Día tras día los paso aquí, en soledad, salvo en los pocos momentos en que alguien pasa por el pasillo o echa un vistazo rápido a la habitación. El resto del tiempo estoy a solas con mis pensamientos. Son como insectos que revolotean a mi alrededor, pero no traen nada más que vacío. Los recuerdos, que deberían desgarrarme por dentro, pasan de largo como si no tuvieran importancia, como si ya nada significara algo. Veo los rostros del pasado, escucho sus voces, pero no siento nada – solo un frío indiferente. Incluso mi abuela, la única persona que alguna vez significó algo para mí, no me provoca ninguna emoción. Puedo recordar su voz, sus manos, pero es como una canción olvidada hace mucho tiempo – los recuerdos se desvanecen en el vacío sin dejar rastro.

Los días y las noches se fusionan en algo informe. Cada mes aquí pasa como si fuera un solo día, con pequeños cambios apenas perceptibles. Paso las horas tumbada en la cama, mirando el techo, que ya conozco hasta el más mínimo detalle de sus grietas. Se ha convertido en mi mapa, por el que podría perderme indefinidamente. A veces me parece ver algo más en esas grietas – significados ocultos, símbolos, como cuando los niños ven figuras de animales en las nubes. Pero incluso esa sensación pronto se desvanece.

No hay paseos, no hay libertad, ni siquiera dentro de esta pequeña habitación. La única "excursión" es el camino al comedor, a través de los estrechos pasillos grises. Siempre me acompaña un celador, como si pudiera escapar. ¿Pero adónde? En este lugar no hay a dónde ir; cada paso, cada vuelta lleva a las mismas paredes, a los mismos rostros. Caminar por el pasillo se ha convertido en una especie de ritual monótono. Ya no pienso, no siento. Solo me muevo mecánicamente, como una muñeca guiada por una mano ajena.

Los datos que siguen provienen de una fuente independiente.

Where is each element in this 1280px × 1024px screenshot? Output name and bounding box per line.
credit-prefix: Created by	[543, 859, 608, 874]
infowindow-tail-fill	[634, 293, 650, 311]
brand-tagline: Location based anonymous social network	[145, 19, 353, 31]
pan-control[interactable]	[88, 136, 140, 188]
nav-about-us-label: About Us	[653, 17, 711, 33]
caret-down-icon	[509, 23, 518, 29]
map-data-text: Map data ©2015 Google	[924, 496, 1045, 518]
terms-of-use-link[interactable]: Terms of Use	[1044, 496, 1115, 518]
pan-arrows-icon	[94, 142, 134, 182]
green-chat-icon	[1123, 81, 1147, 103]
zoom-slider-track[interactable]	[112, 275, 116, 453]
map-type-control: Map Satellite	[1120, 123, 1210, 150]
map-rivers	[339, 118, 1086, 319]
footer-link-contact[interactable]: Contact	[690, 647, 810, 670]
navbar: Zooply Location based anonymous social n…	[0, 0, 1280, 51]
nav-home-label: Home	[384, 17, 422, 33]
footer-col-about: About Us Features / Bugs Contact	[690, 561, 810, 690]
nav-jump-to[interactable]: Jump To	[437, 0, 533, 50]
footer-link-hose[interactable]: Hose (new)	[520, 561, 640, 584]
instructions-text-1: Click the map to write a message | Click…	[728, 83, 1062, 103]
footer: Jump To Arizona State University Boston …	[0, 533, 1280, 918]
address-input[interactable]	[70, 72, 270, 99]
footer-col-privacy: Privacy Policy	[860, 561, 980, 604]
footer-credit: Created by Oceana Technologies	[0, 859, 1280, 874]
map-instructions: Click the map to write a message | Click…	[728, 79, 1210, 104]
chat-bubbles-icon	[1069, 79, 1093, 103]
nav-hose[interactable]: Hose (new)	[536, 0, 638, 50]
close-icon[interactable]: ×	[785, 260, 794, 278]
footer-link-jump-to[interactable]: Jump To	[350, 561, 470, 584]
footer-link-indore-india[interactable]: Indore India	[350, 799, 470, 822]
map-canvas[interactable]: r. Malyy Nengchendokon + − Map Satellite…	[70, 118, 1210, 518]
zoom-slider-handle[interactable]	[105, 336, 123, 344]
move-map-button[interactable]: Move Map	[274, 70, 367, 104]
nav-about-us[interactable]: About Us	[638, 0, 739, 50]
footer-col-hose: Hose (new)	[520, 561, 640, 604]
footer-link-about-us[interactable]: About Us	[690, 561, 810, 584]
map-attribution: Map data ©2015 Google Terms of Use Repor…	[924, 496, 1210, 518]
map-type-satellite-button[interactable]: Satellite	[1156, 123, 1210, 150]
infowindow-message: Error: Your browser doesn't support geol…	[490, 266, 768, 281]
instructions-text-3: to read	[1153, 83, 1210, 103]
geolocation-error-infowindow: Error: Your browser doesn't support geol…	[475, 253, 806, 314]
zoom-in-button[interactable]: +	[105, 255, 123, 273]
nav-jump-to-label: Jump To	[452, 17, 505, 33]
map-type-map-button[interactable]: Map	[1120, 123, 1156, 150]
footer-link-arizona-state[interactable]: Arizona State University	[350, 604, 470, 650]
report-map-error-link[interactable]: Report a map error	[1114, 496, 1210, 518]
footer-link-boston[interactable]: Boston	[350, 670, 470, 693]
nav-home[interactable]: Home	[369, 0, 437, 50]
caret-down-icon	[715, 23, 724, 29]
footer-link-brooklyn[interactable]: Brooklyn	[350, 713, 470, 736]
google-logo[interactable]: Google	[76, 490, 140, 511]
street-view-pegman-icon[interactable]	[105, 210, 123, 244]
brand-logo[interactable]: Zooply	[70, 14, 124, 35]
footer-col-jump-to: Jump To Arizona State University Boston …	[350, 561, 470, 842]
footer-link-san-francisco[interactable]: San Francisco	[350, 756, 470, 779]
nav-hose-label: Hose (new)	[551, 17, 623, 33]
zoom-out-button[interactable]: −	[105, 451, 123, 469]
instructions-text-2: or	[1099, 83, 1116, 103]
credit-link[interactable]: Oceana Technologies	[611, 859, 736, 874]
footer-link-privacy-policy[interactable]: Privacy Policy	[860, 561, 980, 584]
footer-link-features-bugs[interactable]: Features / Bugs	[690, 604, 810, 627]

El aire fresco es lo único que puede revivir mínimamente esta existencia vacía. Abro la pequeña ventana y respiro hondo, sintiendo cómo la brisa suave roza mi rostro. Ese es, tal vez, el único momento en el que siento algo parecido a estar viva. Pero incluso esa sensación desaparece rápido, en cuanto vuelvo a cerrar los ojos. Afuera está el mismo patio de la clínica, cubierto de hojas amarillas. Miro cómo los locos, como yo, vagan por el patio con sus abrigos grises, que parecen haberse fundido con sus cuerpos. Se mezclan con el otoño lúgubre, con el cielo gris y la tierra que ya comienza a enfriarse.

Algunos pacientes caminan relajados. Parece que han encontrado algún tipo de extraña armonía en ese patio. Caminan despacio, disfrutando cada paso, como si intentaran sentir cada momento. Sus rostros están tranquilos, casi indiferentes. Otros, en cambio, marchan nerviosamente en círculos, agitando los brazos como si lucharan contra un enemigo invisible. Sus labios se mueven, como si fueran conspiradores que no pueden contener sus secretos.